Founding and History of Plain Dealing, Louisiana

March 29, 2016

Founding and History of Plain Dealing, Louisiana

When the first family arrived at Plain Dealing it was a wilderness over a large area and without development. Before settlers began the move into the area, the federal government pushed the Caddo Tribe off their lands which were at present-day Plain Dealing. In 1839, the federal government looked to profit off these lands (as they had done with seized lands elsewhere) and sold them to families. Many of whom didn't know the story of the area or how the lands were acquired by the federal government. One of the first families to arrive in the area were the Gilmers. It was George Oglethorpe Gilmer and his oldest son, James Blair Gilmer, that purchase the lands from the government. They bought thousands of acres of land along both sides of the Red River. George had also bought an additional 5,000 acres a few miles from their Red River lands.

Welcome to Plain Dealing 

After settling in, the Gilmers began to develop the Plain Dealing Plantation. It was named after the plantation that they owned in Virginia. Of course, that's also where the small town got its name. Plain Dealing is also a title that is interpreted as it is written. That the family was honest and had integrity. Which also applies to the town today. Though names don't always represent the truth.

Years passed and Mary Boutwell Gilmer Vance, who was the daughter of James Gilmer, lived in George Gilmer's old home with her husband, Dr. Samuel Whitfield Vance. Mary died in the year 1859 at age 23 and he died on May 18, 1877, at age 50. After Samuel's death their daughter, Sallie Vance, inherited the Plain Dealing Plantation. The George Gilmer home burned down in a fire in 1888.

Sallie Vance had married S.J. Zeigler in 1877. Though he was known to the family earlier on after he came to Bossier Parish around the year 1870. He was a businessman, and first vice-president of the St. Louis Southwestern Railway, and was working on planning the railroad route that would head to Shreveport. So he chose Plain Dealing to serve the railroad as a stop on the way to Shreveport.

The town began to develop and one of the earliest business, a store, was owned by S.J. Zeigler. The store was at the site of the present-day Walker Brothers Drug Store. As interest in the town began to increase, there was an auction held and Mr. Zeigler arranged for trains to be brought in. These trains carried those who were looking to purchase auctioned lots. A total of 348 lots were sold for a combined sum of $11,414.50.

Prior to the town being named Plain Dealing, it was briefly known as Guernshein after the name of a major stockholder of the railroad company. The town of Plain Dealing became official on April 24, 1890. At the time, the town had less than 100 residents. William Benton Boggs became the town's first mayor after he took office on April 5th, 1890. He would also later become an organizer and president of Plain Dealing first bank and a state senator.

In 1891, Mr. Zeigler donated land for the formation of the Plain Dealing Cemetery. Some of the Gilmer, Vance, and Zeigler families are buried in the cemetery.
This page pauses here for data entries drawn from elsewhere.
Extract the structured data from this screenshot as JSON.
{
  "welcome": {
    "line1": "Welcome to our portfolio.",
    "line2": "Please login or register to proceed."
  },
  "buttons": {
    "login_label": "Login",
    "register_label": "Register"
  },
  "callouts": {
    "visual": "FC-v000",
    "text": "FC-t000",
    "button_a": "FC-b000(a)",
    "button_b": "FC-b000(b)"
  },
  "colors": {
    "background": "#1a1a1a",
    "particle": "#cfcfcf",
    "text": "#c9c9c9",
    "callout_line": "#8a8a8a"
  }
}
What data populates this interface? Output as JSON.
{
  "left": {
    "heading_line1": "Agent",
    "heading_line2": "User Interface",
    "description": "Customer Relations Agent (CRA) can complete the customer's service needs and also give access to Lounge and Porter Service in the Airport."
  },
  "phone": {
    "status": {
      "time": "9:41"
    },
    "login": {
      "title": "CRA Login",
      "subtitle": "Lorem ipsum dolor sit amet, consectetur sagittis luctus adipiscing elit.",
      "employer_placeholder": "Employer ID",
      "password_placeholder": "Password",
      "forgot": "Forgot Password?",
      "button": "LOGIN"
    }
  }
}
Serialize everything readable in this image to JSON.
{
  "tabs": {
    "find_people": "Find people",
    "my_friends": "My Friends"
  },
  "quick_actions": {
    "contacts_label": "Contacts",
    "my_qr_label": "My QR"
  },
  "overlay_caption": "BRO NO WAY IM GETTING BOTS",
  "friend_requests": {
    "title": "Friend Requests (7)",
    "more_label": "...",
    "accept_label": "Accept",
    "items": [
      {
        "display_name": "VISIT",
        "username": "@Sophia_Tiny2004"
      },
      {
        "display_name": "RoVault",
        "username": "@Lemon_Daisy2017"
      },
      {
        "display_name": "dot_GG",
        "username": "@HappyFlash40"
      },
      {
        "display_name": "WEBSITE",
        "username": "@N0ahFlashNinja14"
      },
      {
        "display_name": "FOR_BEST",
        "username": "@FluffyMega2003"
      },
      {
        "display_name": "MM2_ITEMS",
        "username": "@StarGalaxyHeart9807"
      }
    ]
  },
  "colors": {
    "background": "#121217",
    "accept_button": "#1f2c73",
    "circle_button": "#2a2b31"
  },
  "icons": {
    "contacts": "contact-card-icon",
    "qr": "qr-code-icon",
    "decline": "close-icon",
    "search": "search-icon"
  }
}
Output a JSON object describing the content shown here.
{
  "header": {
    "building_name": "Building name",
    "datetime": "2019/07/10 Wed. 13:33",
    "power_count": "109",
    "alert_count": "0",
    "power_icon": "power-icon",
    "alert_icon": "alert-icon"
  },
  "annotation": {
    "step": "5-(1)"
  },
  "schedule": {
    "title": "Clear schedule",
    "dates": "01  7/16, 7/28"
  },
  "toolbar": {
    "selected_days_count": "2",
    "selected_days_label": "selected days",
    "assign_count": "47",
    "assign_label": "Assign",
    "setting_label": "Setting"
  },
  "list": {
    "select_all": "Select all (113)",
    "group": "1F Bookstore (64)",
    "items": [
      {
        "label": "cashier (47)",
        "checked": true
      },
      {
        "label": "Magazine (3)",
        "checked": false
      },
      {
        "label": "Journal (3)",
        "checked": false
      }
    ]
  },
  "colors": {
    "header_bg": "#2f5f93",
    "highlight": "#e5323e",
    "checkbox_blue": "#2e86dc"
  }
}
The town's first newspaper, The Plain Dealing Progress, began printing in December 1929 under Felix Glynn Phillips. From 1926 to 1849, he was also the principal of Plain Dealing High School. He also helped create the Dogwood Festival, which attracted visitors all over Ark-La-Tex in celebration of the spring blossoms of the Dogwood trees on the North Bossier hills. Although the official festival was ended in 2003, residents still hold their own festival.

Christmas 2006

Historically, Plain Dealing has been prone to flooding and a project was carried out to reduce this. In 1955, the town and the local Lions Club held a meeting to find a solution to the flood. They applied for assistance through The Small Watershed Program and they had shorelines cleared and leveled, roads blacktopped, debris cleaned up and grass planted after one of these floods. The assistance they received was a total fo $52,000. To prevent future flooding, Dogwood Lake was formed. Dogwood Lake also serves as a resource for wildlife and is a fishing area. Lake Plain Dealing is also used by the public, for water recreation and fishing, and flood control. The third lake, which no longer exists, was used only for flood control. The dams for these lakes were finished in 1961 and Upper West Fork Cypress Bayou received a "Watershed of the Year" award in 1961.

Today, Plain Dealing is still a small town with a good sense of its culture and is known for its past notable residents.